CS-456: Coding exercise 1

Hi,

I modified the template of the code that was given to us for the part 2 SARSA which is given below and similarly for part 3. The lines I added are in blue and the ones I removed are in green.

I changed the code like this because, the way I understood the algorithm, when you are in s',a' you calculate Q(s, a) (for 1-step horizon) but you will also play the action a' you chose for the calculation. Is it correct ?

n = 5
env = Maze(n)

Q_table = np.zeros((env.n_states, env.n_actions))
state = env.current_state
eta = 0.1 # learning rate
gamma = 0.9 # discount rate
eps = 0.1 # exploration rate

num_episodes = 100
rewards = np.zeros(num_episodes)

for itr in range(num_episodes):

    action = pick_action(state, Q_table, epsilon=eps) #added

    while not env.done:
        state_ind = cell_to_ind(state, n)
        #action = pick_action(state, Q_table, epsilon=eps) removed
        next_state, reward, done = env.step(action)
        next_state_ind = cell_to_ind(next_state, n)
        next_action = pick_action(next_state, Q_table, epsilon=eps) #added
        ######## code here #############################
        # update Q-table using the iterative update rule

        Q_table[state_ind, action] += eta*(reward+gamma*Q_table[next_state_ind, next_action]- \
                                           Q_table[state_ind, action])

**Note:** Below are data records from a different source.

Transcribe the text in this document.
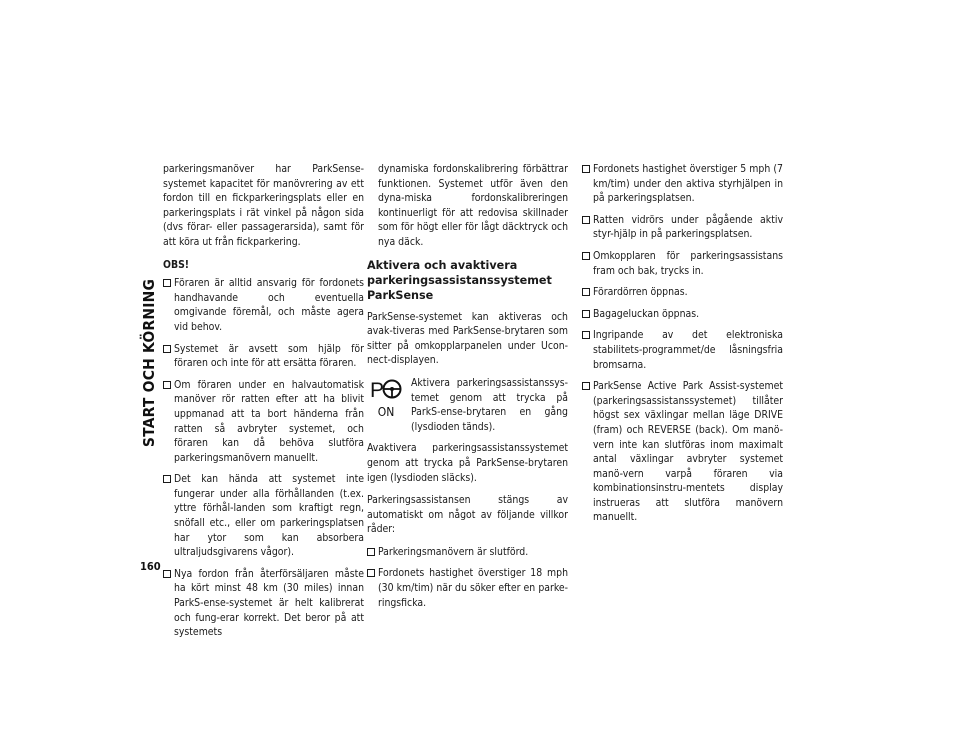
START OCH KÖRNING
160

parkeringsmanöver har ParkSense-systemet kapacitet för manövrering av ett fordon till en fickparkeringsplats eller en parkeringsplats i rät vinkel på någon sida (dvs förar- eller passagerarsida), samt för att köra ut från fickparkering.

OBS!

Föraren är alltid ansvarig för fordonets handhavande och eventuella omgivande föremål, och måste agera vid behov.
Systemet är avsett som hjälp för föraren och inte för att ersätta föraren.
Om föraren under en halvautomatisk manöver rör ratten efter att ha blivit uppmanad att ta bort händerna från ratten så avbryter systemet, och föraren kan då behöva slutföra parkeringsmanövern manuellt.
Det kan hända att systemet inte fungerar under alla förhållanden (t.ex. yttre förhål-landen som kraftigt regn, snöfall etc., eller om parkeringsplatsen har ytor som kan absorbera ultraljudsgivarens vågor).
Nya fordon från återförsäljaren måste ha kört minst 48 km (30 miles) innan ParkS-ense-systemet är helt kalibrerat och fung-erar korrekt. Det beror på att systemets

dynamiska fordonskalibrering förbättrar funktionen. Systemet utför även den dyna-miska fordonskalibreringen kontinuerligt för att redovisa skillnader som för högt eller för lågt däcktryck och nya däck.

Aktivera och avaktivera parkeringsassistanssystemet ParkSense

ParkSense-systemet kan aktiveras och avak-tiveras med ParkSense-brytaren som sitter på omkopplarpanelen under Ucon-nect-displayen.

P
ON

Aktivera parkeringsassistanssys-temet genom att trycka på ParkS-ense-brytaren en gång (lysdioden tänds).

Avaktivera parkeringsassistanssystemet genom att trycka på ParkSense-brytaren igen (lysdioden släcks).

Parkeringsassistansen stängs av automatiskt om något av följande villkor råder:

Parkeringsmanövern är slutförd.
Fordonets hastighet överstiger 18 mph (30 km/tim) när du söker efter en parke-ringsficka.
Fordonets hastighet överstiger 5 mph (7 km/tim) under den aktiva styrhjälpen in på parkeringsplatsen.
Ratten vidrörs under pågående aktiv styr-hjälp in på parkeringsplatsen.
Omkopplaren för parkeringsassistans fram och bak, trycks in.
Förardörren öppnas.
Bagageluckan öppnas.
Ingripande av det elektroniska stabilitets-programmet/de låsningsfria bromsarna.
ParkSense Active Park Assist-systemet (parkeringsassistanssystemet) tillåter högst sex växlingar mellan läge DRIVE (fram) och REVERSE (back). Om manö-vern inte kan slutföras inom maximalt antal växlingar avbryter systemet manö-vern varpå föraren via kombinationsinstru-mentets display instrueras att slutföra manövern manuellt.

        ######## code here ############################
        rewards[itr] += reward

        state = next_state
        action = next_action #added

    env.reset()
    state = env.current_state

print(calc_V(Q_table, epsilon=eps))
plt.plot(rewards)

Best regards.

Müller Nathan

Re: Coding exercise 1

par Berfin Simsek, lundi 16 mars 2020, 19:29

Hello Nathan,

Thanks a lot for pointing this out! We updated the code accordingly, you'll get an announcement on this in a minute. Also, you were supposed to set eligibility traces to 0 after each episode (in part 3), now we added that part too.

Best,

Berfin

Re: Coding exercise 1

par Nathan Samuel Müller, mardi 17 mars 2020, 11:49

Thank you very much.